Essentially, we have new safety data for anthracycline-based chemotherapy, and we tend to administer that treatment past week 13 but will probably halt it within the 34th or 35th week, because we do not want the patient to be in hematologic nadir nearing the time of potential delivery. By that point, we are careful about any chemotherapy-induced side effects that might compromise delivery. That said, data on the use of supportive care drugs such as antiemetics and growth factors during pregnancy are fairly limited.
Please share your thoughts about doctor-patient discussions during this trying time, when a pregnant woman is also facing a life-threatening disease.
Naturally, it is a time of great vulnerability.
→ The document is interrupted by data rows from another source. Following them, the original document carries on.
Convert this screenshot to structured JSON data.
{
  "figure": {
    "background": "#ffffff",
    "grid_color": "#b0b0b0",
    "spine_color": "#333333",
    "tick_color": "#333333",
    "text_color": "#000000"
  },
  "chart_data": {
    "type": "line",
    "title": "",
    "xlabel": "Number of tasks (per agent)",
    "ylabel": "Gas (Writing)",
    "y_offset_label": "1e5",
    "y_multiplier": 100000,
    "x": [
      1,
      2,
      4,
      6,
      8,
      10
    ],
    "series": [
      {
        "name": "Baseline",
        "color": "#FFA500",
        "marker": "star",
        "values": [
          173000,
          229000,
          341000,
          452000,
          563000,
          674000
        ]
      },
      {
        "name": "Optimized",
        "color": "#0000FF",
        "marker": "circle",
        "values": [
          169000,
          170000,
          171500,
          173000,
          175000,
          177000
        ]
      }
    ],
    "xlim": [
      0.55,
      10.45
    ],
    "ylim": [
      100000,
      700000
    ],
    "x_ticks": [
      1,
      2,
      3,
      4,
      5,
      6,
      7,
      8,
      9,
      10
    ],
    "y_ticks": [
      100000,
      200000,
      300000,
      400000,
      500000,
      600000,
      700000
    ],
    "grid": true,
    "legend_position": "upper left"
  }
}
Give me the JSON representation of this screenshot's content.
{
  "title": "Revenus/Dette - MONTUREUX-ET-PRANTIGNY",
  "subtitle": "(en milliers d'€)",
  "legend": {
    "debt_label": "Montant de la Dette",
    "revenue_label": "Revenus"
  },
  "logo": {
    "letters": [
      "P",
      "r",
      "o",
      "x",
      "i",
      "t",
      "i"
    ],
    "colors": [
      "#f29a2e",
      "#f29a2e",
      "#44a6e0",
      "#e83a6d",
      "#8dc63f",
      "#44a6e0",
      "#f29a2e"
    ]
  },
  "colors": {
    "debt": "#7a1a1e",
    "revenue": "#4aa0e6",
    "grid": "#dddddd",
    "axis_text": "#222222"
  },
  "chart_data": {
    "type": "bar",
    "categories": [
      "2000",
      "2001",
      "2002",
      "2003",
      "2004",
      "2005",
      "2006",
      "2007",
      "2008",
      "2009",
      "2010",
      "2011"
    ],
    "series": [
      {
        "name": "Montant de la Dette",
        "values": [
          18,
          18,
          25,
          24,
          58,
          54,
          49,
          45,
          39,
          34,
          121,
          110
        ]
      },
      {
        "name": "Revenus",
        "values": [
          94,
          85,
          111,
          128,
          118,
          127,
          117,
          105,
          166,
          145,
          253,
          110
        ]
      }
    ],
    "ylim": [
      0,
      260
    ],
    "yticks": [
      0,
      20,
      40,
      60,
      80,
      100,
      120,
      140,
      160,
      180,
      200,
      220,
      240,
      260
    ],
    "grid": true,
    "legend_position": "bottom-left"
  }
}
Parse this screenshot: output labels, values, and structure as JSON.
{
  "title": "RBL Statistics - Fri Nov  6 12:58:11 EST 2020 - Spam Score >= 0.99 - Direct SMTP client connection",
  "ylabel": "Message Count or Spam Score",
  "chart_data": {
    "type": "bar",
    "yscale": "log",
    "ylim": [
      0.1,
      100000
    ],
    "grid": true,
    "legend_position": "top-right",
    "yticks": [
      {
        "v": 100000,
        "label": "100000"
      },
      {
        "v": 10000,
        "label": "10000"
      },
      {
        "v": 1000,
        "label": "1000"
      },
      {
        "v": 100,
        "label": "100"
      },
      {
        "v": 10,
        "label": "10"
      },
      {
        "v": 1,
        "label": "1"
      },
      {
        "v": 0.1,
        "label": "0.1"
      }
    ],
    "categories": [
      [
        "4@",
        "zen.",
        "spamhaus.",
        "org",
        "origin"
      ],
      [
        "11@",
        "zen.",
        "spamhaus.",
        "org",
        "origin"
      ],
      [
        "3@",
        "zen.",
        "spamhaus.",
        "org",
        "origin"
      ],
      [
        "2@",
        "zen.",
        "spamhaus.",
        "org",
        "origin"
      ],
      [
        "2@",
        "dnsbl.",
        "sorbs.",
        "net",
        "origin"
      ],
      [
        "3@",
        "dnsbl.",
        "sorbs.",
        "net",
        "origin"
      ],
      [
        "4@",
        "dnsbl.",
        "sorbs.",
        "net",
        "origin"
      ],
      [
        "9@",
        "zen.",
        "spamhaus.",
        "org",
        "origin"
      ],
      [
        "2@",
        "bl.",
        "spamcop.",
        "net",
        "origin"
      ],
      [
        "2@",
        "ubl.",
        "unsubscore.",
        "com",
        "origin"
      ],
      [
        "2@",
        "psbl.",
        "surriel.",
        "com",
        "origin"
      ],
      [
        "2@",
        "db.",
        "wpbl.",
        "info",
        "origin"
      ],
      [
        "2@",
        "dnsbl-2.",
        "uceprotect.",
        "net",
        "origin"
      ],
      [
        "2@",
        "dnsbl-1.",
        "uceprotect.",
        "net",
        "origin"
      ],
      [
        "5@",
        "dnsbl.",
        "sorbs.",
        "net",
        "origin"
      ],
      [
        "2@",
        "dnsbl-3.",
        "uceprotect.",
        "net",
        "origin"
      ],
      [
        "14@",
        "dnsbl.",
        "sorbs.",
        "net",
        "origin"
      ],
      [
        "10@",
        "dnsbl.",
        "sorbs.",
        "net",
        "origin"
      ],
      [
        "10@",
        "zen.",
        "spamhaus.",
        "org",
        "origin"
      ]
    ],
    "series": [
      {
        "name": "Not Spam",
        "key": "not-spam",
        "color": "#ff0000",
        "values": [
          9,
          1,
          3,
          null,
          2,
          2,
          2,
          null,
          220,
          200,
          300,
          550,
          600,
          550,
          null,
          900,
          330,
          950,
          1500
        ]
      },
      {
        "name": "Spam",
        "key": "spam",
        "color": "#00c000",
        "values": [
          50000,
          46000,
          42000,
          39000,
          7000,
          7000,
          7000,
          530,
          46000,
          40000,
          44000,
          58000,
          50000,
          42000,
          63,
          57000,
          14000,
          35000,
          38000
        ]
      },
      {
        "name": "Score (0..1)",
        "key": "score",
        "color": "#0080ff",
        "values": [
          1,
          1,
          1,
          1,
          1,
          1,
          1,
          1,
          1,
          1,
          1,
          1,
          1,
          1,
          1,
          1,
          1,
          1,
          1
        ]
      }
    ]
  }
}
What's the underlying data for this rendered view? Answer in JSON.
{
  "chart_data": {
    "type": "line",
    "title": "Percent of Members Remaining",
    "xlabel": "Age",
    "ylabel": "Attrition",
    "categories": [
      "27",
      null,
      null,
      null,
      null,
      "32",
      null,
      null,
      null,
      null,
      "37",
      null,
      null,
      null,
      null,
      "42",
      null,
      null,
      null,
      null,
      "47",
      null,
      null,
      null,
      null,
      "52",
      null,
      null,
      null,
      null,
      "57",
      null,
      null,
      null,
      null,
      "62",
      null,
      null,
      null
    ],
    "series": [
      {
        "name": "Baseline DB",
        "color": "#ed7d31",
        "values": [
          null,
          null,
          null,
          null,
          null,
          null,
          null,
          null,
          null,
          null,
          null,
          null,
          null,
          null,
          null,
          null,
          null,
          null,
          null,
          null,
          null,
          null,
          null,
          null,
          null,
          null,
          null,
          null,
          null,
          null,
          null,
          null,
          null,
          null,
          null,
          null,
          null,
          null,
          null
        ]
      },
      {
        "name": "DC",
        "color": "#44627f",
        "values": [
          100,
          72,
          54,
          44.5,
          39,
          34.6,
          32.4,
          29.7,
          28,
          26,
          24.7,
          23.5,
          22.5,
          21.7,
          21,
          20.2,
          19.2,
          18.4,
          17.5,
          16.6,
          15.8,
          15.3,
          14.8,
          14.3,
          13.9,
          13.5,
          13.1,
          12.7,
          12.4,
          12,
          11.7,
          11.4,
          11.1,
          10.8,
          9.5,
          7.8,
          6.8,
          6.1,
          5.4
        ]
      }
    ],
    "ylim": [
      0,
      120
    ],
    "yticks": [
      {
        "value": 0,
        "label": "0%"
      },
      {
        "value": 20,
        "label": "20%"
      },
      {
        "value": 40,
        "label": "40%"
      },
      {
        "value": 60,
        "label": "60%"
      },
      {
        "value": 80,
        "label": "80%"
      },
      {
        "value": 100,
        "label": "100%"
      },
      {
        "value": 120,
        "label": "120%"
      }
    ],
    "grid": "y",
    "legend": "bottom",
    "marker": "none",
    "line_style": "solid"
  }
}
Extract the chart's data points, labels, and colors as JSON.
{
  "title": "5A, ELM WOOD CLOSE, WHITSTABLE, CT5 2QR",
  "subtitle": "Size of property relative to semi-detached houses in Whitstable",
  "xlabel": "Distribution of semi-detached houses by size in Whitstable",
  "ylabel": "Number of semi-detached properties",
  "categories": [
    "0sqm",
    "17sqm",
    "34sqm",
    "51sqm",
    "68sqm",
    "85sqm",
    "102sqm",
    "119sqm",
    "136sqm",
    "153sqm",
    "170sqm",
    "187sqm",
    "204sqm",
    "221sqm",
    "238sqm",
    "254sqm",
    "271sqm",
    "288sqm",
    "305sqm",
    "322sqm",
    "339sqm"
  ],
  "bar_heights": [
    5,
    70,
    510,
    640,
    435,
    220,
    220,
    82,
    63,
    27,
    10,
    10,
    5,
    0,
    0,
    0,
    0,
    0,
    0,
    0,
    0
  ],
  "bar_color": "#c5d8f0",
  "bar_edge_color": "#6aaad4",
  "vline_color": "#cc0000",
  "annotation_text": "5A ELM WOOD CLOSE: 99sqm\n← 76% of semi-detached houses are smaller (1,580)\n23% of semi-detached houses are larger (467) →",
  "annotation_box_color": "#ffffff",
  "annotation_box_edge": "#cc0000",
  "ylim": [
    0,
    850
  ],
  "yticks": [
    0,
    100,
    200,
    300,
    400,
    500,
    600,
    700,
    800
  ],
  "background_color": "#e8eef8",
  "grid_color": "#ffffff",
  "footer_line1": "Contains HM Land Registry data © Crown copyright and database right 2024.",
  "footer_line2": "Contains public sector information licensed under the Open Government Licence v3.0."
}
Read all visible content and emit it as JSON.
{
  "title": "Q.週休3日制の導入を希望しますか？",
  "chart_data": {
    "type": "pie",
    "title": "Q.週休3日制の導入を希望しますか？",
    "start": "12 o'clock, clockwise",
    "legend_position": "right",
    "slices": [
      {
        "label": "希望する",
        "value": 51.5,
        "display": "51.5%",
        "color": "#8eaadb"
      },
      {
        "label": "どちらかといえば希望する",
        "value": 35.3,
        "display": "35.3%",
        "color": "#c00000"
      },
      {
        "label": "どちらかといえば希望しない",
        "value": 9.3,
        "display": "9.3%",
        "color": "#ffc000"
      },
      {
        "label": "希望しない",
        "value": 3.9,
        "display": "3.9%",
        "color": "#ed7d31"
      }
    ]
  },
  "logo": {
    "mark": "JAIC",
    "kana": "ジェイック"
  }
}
Many of the patients I’ve treated received the news that they were pregnant and that they had breast cancer concurrently, because they had taken a pregnancy test earlier and were going in for a radiographic imaging scan. At a young age, these women are suddenly faced with two life-changing events, so it is vital for the oncologist to be aware of their psychological needs. And it’s important to talk about safety concerns for the pregnancy, referencing solid data from the literature.
The other critical component is for the oncologist to have a solid relationship with the maternal-fetal medicine team. With my patients, I’ve found that regular ultrasounds give them a sense of security about the health and development of the fetus. This is especially critical for high-risk patients. It is also important to note that an ongoing informed decision-making process should be integrated into the care of pregnant women with breast cancer. ■
DISCLOSURE: Dr. Anders has received research funding from Novartis, Sanofi, toBBB, GERON, Angiochem, Merrimack, PUMA, Lily, Merck, Oncothyreon, Cascadian, Nektar, and Tesaro; is an uncompensated advisor for Novartis, Sanofi, toBBB, Geron, Angiochem, Merrimack, Lily, Genentech, Nektar, and Kadmon; and has received royalties from UpToDate and Jones and Bartlett.
1. Shachar SS, Gallagher K, McGuire K, et al: Multidisciplinary management of breast cancer during pregnancy. Oncologist 22:324-334, 2017.